The main success stories of late have come with large-cap growth. Not only are “value” stocks lower, but so are the bulk of “small” companies. International stocks are also still in the red. Blended portfolios tend to have a piece of all of these.
We’re also seeing the US markets boosted by a handful of stocks – not the majority of them. I am talking about tech stocks in general, but 5 of the largest stocks more specifically. You know the names, but they are the current tech giants Apple, Google, Facebook, Amazon, and Facebook. I’ll refer to them as the “S&P5”.
Because of their growth and obtaining large chunks of market share (as you can see from the chart below), these largest 5 stocks recently have been accounting for a much larger percentage of the indexes. Specifically, these S&P5 account for nearly 25% of the S&P500, and 38% of the Nasdaq.
All of the S&P5 had historic runs in 2019 and are still going strong in 2020. Apple surged 86% and Microsoft 55% in 2019, as these two accounted for nearly 15% of the S&P500 returns. No other stocks came close.
As one would conclude from the chart, these are unprecedented levels – including during the tech bubble and the dot com era.
Technology is one of the 11 sectors of the S&P500, as is energy, financials, utilities, etc. So another interesting observation is the divergence of tech versus energy:
Tech is presently 27% of the index weighting. It was 18% in 2009 and 6% in 1990.
Energy is presently 3% of the index weighting. It was 13% in 2009 and 13% in 1990.
We know that sector rotation occurs over time, but how about the main drivers of tech? Looking at a 5-year chart below, look at the difference of the market value of these S&P5 versus the “other” 495 companies in the index:
Interesting, right? So it appears that the big are getting bigger (as of late anyway). Due to their sheer size, the market is moving based on a narrower list of companies. Wherever these stocks go, it’s inevitable the index will probably follow.

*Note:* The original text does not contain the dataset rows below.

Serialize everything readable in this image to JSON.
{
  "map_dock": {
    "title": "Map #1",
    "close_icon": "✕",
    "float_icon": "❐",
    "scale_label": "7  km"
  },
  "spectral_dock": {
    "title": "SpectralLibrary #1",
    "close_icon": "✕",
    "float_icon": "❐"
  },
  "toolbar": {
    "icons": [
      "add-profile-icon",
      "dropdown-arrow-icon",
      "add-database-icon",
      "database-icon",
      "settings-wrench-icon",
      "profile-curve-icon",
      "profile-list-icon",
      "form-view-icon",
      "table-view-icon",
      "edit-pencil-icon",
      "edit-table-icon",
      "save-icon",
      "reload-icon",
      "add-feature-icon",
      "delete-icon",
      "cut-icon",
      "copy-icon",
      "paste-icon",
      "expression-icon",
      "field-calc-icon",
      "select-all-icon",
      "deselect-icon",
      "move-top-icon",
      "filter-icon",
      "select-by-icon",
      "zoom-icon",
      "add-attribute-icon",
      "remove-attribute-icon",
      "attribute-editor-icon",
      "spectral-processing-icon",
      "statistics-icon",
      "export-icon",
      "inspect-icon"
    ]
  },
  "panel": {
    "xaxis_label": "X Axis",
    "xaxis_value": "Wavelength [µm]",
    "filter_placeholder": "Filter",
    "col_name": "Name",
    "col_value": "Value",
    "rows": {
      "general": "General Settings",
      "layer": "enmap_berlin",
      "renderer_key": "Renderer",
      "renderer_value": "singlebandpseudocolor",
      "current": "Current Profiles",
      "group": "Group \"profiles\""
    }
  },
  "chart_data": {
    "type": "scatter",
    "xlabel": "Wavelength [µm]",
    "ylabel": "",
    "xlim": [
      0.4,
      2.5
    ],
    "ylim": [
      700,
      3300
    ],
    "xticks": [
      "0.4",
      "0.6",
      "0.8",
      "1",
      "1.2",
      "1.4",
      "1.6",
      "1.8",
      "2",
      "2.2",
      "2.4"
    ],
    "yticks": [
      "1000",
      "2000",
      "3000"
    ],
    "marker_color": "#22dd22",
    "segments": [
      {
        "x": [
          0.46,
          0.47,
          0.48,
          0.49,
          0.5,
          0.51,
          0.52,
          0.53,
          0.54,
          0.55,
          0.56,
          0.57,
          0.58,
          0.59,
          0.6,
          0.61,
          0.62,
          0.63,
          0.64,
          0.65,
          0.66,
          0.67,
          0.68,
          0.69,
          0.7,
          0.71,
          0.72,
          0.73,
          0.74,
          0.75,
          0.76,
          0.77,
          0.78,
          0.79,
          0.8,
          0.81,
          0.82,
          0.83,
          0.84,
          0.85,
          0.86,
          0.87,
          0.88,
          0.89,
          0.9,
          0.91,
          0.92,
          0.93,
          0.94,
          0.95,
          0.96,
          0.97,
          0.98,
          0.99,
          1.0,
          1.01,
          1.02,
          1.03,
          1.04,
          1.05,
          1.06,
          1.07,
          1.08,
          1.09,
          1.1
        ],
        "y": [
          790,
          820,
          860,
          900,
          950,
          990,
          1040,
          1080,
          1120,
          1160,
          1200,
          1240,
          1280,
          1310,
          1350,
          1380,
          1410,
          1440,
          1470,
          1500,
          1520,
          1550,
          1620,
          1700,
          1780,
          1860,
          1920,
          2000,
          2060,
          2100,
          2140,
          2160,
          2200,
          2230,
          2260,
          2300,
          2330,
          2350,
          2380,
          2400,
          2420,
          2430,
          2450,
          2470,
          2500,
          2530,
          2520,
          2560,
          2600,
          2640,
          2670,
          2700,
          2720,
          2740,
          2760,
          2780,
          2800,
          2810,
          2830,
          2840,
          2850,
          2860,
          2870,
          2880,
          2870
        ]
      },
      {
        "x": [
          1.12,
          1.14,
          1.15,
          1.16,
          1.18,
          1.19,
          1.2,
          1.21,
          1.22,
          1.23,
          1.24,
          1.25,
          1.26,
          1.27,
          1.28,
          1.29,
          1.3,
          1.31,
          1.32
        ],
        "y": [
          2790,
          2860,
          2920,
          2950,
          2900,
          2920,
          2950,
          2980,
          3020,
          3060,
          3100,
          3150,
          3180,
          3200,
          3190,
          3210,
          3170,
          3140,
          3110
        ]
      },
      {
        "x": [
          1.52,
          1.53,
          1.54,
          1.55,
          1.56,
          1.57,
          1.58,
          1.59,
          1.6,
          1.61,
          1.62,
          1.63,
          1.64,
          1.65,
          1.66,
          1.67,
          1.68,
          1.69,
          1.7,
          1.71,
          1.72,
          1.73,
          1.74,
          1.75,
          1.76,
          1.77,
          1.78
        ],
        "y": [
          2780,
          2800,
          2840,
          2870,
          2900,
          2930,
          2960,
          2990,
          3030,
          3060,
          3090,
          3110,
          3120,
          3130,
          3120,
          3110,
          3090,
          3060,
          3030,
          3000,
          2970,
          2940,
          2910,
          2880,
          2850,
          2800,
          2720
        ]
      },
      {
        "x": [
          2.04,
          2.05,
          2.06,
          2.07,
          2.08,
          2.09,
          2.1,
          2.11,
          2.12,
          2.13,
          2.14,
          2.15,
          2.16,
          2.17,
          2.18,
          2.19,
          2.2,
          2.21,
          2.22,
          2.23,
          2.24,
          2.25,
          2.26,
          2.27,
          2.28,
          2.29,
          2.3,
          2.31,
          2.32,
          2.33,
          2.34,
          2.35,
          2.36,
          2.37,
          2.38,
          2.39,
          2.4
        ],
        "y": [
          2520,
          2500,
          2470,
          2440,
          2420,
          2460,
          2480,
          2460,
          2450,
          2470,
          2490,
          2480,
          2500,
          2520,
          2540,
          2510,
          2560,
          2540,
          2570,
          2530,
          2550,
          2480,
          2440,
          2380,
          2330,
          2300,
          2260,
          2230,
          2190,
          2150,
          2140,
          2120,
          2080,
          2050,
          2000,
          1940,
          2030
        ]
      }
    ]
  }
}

Said differently, if we are getting a pullback (like we have seen in September), these companies would have to lead it. And this is what we’ve also observed. Of course, the market, and the news, is a fluid situation.
It’s also interesting to point out that while the S&P500 was making new all-time highs in August 2020, less than 10% of stocks in that index were concurrently making new highs.
Why you may ask? Well, it was because of the S&P5 leading the charge! Approximately two-thirds of the S&P500 was underperforming the index (not just 50-50), with the median level of underperformance being -22%.
Looking at recent history concerning the largest stocks, as recent as 2010 Exxon was the largest company in the S&P500. Now it’s about the 40th largest. GE was at the top in the early 2000s and is no longer in the top 50. Meanwhile, companies like Apple and Amazon were still trying to break out 10 years ago.
Going back to 1990, only 5 stocks have individually claimed more than 4% of the index (Apple, Microsoft, Cisco, General Electric, Cisco Systems). So not only is this rare but typically their dominance has been short-lived. For one reason or another, things tend to revert to the mean.
What does this all mean for investors? Who knows. Will things be different this time? Possibly. 2020 has been unique in so many ways. It’s anyone’s guess, but certainly interesting to observe.